Police issued voluntary evacuation orders for 200 to 300 homes in the small, riverfront city of St. Joseph, Missouri, where early on Friday North America’s longest river was at 31.43 feet (9.58 meters), about 6 inches (15 cm) below its record level.
“For the next few hours, we still expect the river to rise,” said St. Joseph police Sergeant Casey Guyer, adding that some roadways were underwater. “Hopefully, in the next 24 hours the waterline starts to recede a little.”
Officials said they expect levees to contain debris-laden river water as floodwaters head toward Kansas City, Missouri, about 55 miles (88 km) south of St. Joseph, then other population centers in Kansas and Missouri downstream.
If the temperature rises just a few degrees, melting more ice and snow, that could quickly push the estimated river crest higher, said David Roth of the National Weather Service’s Weather Prediction Center in College Park, Maryland. The river could top levees or breach weak spots, he said.
Daytime temperatures in the Midwest are already about 10 degrees Fahrenheit above normal, Roth said, and will hit as high as 60 degrees F (16 Celsius) in parts of the region on Friday, including St. Joseph and Kansas City.
Evacuation sirens rang on Thursday night in Elwood, Kansas, a community of 1,200 people across the river from St. Joseph. Early Friday, the river there was at 31.33 feet, just shy of flowing over the top of Elwood’s levee system, according to forecasters.

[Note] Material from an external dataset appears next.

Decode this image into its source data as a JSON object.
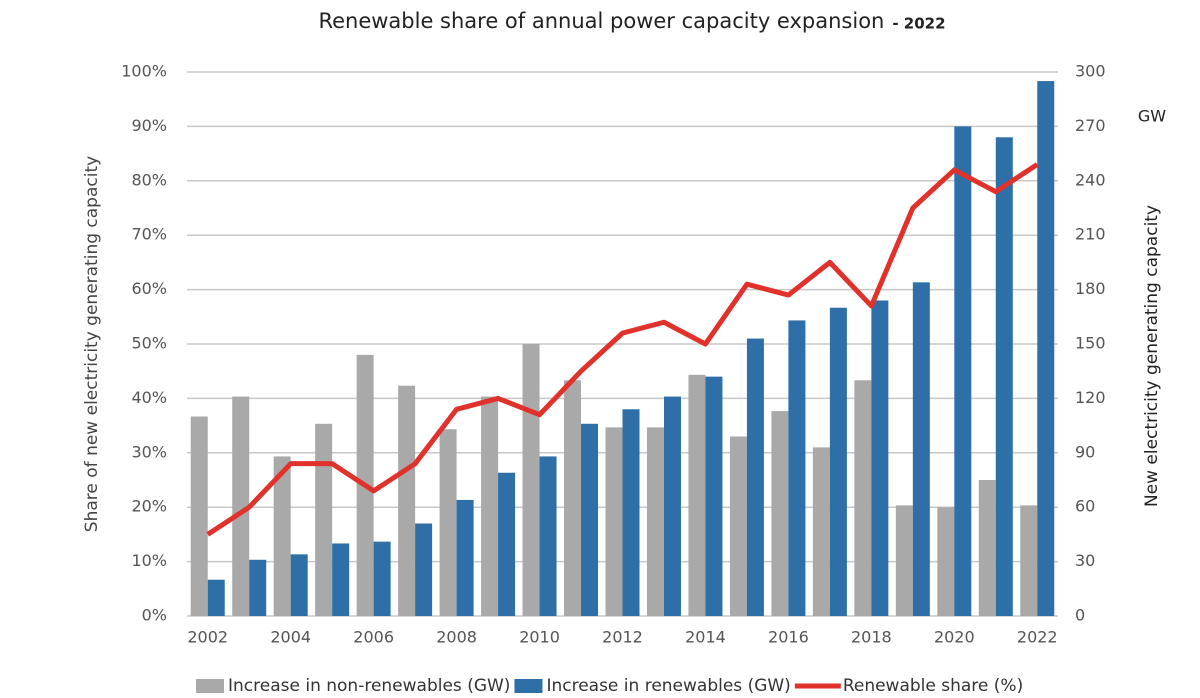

Missouri River flooding was triggered by last week’s so-called “bomb cyclone” storm, which has already inflicted damage estimated at nearly $1.5 billion in Nebraska, killed at least four people in Nebraska and Iowa, and left a man missing below Nebraska’s collapsed Spencer Dam.
“This is shaping up to be a potentially unprecedented flood season, with more than 200 million people at risk,” Ed Clark, director of the National Oceanic and Atmospheric Administration’s (NOAA) National Water Center in Tuscaloosa, Alabama, said in the agency’s spring outlook.

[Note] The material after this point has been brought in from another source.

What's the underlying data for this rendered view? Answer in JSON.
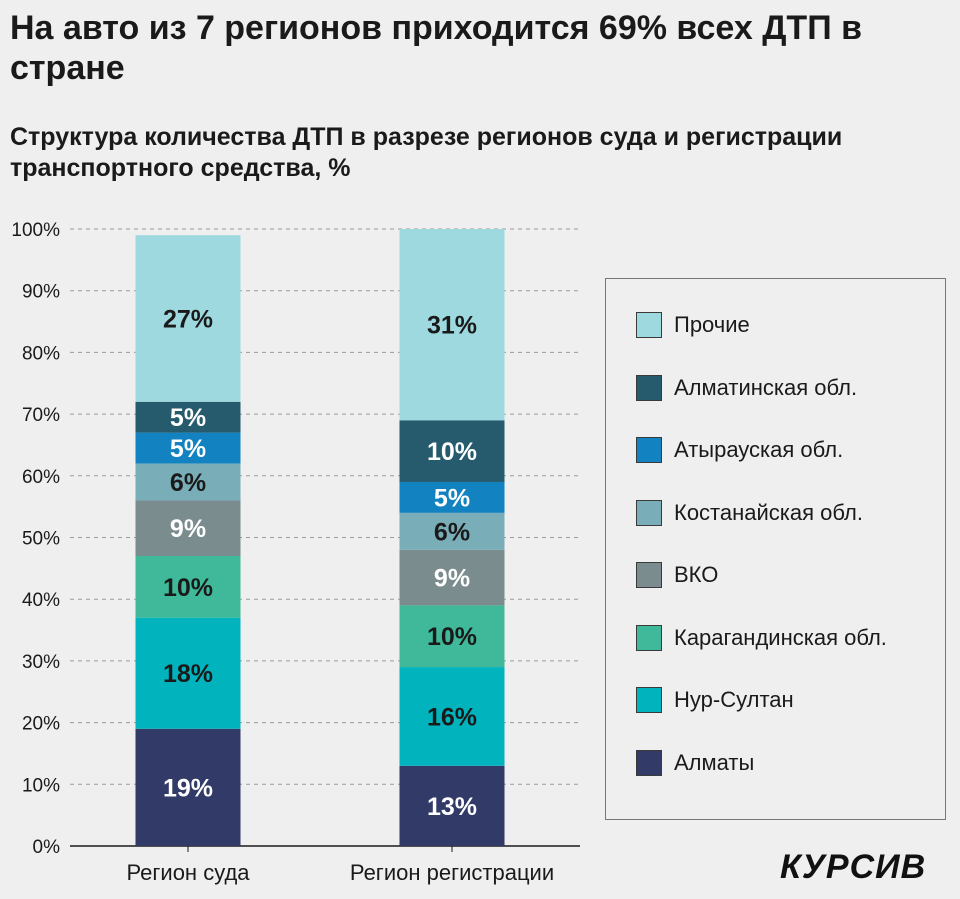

Missouri Governor Mike Parson declared a state of emergency for his state on Wednesday as high water forced evacuations of several small farm communities.

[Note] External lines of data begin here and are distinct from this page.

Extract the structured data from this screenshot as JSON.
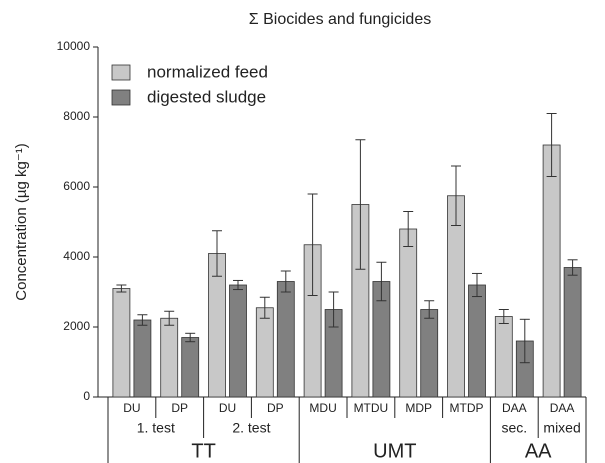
{
  "chart_data": {
    "type": "bar",
    "title": "Σ Biocides and fungicides",
    "ylabel": "Concentration (µg kg⁻¹)",
    "groups": [
      {
        "name": "TT",
        "subgroups": [
          {
            "name": "1. test",
            "categories": [
              "DU",
              "DP"
            ]
          },
          {
            "name": "2. test",
            "categories": [
              "DU",
              "DP"
            ]
          }
        ]
      },
      {
        "name": "UMT",
        "categories": [
          "MDU",
          "MTDU",
          "MDP",
          "MTDP"
        ]
      },
      {
        "name": "AA",
        "subgroups": [
          {
            "name": "sec.",
            "categories": [
              "DAA"
            ]
          },
          {
            "name": "mixed",
            "categories": [
              "DAA"
            ]
          }
        ]
      }
    ],
    "series": [
      {
        "name": "normalized feed",
        "color": "#c8c8c8",
        "values": [
          3100,
          2250,
          4100,
          2550,
          4350,
          5500,
          4800,
          5750,
          2300,
          7200
        ],
        "errors": [
          100,
          200,
          650,
          300,
          1450,
          1850,
          500,
          850,
          200,
          900
        ]
      },
      {
        "name": "digested sludge",
        "color": "#808080",
        "values": [
          2200,
          1700,
          3200,
          3300,
          2500,
          3300,
          2500,
          3200,
          1600,
          3700
        ],
        "errors": [
          150,
          120,
          130,
          300,
          500,
          550,
          250,
          330,
          620,
          220
        ]
      }
    ],
    "ylim": [
      0,
      10000
    ],
    "yticks": [
      0,
      2000,
      4000,
      6000,
      8000,
      10000
    ],
    "legend": "upper left"
  }
}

The declaration allows state resources and assistance to be provided directly to counties and municipalities in need.
President Donald Trump on Thursday approved a disaster declaration for Nebraska, making federal funding available in nine counties there that had born the brunt of last week’s floods.
The threat of extensive flooding lingers over the wider region and could grow dire in coming weeks with additional rainfall and melting snow runoff, NOAA said on Thursday.
Massive flooding in the US Midwest has knocked out roughly 13 per cent of the nation’s ethanol production capacity, as plants in Nebraska, Iowa and South Dakota have been forced to shut down or scale back production following the devastation.
Production facilities owned by large companies like Archer Daniels Midland Co and Green Plains Inc were still operating despite days of snowstorms followed by rains that sent record floods into the Farm Belt.
However, with rail lines are washed out, and corn in storage flooded, production is dropping off, sending prices spiking in markets that buy the corn-based fuel.
The US has some 200 ethanol plants capable of producing 1.06 million barrels per day, and about 100,000 to 140,000 bpd of capacity has been taken off line due to the floods, according to three traders who track operations.
Crop damage exceeds $400 million in Nebraska alone, according to Nebraska officials.
The disruption comes as the ethanol industry is in the midst of a historic downswing due to the ongoing trade conflict with China and sluggish domestic demand growth that has led to high inventories and weak margins.